When I turned 12 the Air Force sent the Master Sergeant to a Texas hospital to cut the cancerous lower half of his right lung out of his body. He sneaked out of the hospital the morning after his surgery and hopped a Greyhound home. When mom and I met him at the bus station he was clutching what remained of his right side, his white shirt soaked with blood from the fresh sutures. Clenching a lit smoke between his teeth he said to my mother, “What do the doctors know? I’m fine. The cancer ward smelled awful. No ventilation. I had to get out of there. I needed fresh air.” He crushed the smoke under his foot, lit a replacement and smiled at me. I hugged him all the way to the car.
As tobacco corporations waged their war on science, my father’s denial grew more aggravating. He loved the contrarian arguments and his nicotine more than logic, more than reason, more than us, more than life itself; choosing to slowly die in front of us, one smoke at a time. By 1979 the gasping was over. The skeletal, emaciated man was 65.
In 1994, nearly half a century after the link between cigarettes and cancer had been established as irrefutable, a phalanx of soulless CEOs testified before Congress, under oath, with straight faces, that their cigarettes were not addictive or deadly.
Today the same species of corporate masters claim climate change is neither real, nor threatening.
Today we love our fossil fuels more than logic, more than reason, more than our grandchildren. We love our carbon, and our denial, more than we love our beautiful and miraculous home planet.
Ever since climate change was identified as a global threat, oil and coal, following the denial model of Big Tobacco, have waged a war on science with their mercenary army of spineless politicians, shameless lobbyists and feckless scientists.
Toward the end I saw my father ask the Magnavox, “Why don’t these know-it-alls shut up? Isn’t the surgeon general supposed to make our lives better instead of picking on people? ” Poor man. Persecuted by facts. Wronged by evidence. ”I’m telling you, son, there’s a conspiracy against tobacco companies.” Right. And Obama was born in Kenya. And javelina fly.

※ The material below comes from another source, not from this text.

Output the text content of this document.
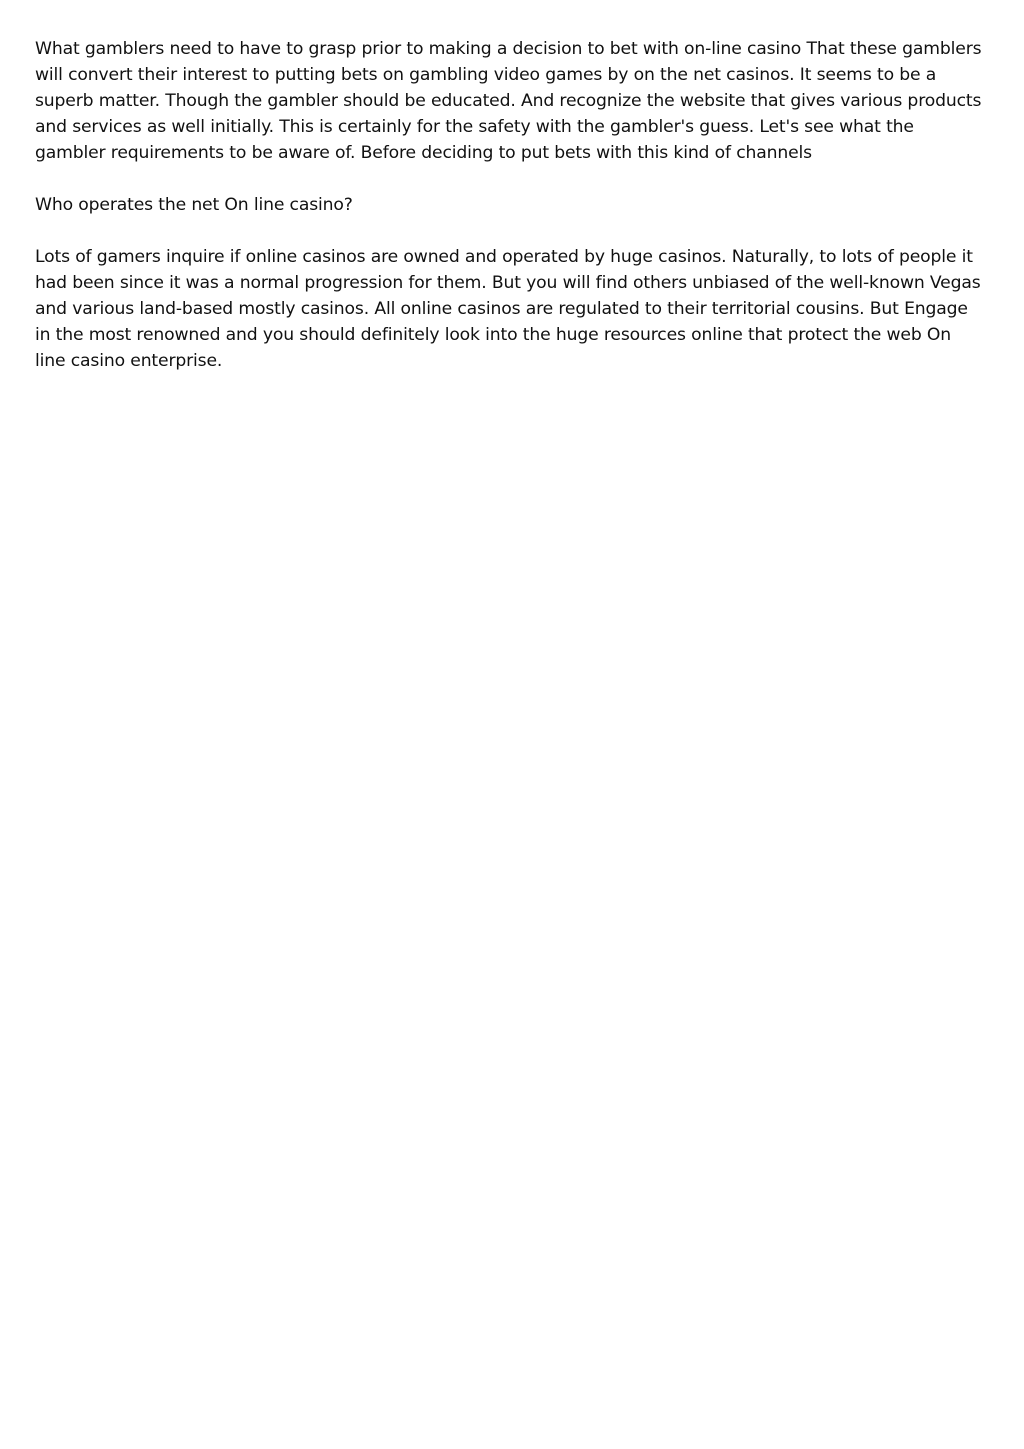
What gamblers need to have to grasp prior to making a decision to bet with on-line casino That these gamblers will convert their interest to putting bets on gambling video games by on the net casinos. It seems to be a superb matter. Though the gambler should be educated. And recognize the website that gives various products and services as well initially. This is certainly for the safety with the gambler's guess. Let's see what the gambler requirements to be aware of. Before deciding to put bets with this kind of channels

Who operates the net On line casino?

Lots of gamers inquire if online casinos are owned and operated by huge casinos. Naturally, to lots of people it had been since it was a normal progression for them. But you will find others unbiased of the well-known Vegas and various land-based mostly casinos. All online casinos are regulated to their territorial cousins. But Engage in the most renowned and you should definitely look into the huge resources online that protect the web On line casino enterprise.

Last week when I saw a climate-change denier say, “The science is fake!” I saw a mirror image of my father, in his fog of smoke, inhaling and exhaling the lies he had been fed by the corporations that were killing him. I recalled that moment, alone in the dark funeral home, when, missing him terribly, I slipped a pack of menthols into his sports coat for his journey to Valhalla, and shut the lid on his coffin.
And the deniers ramble on, blowing smoke.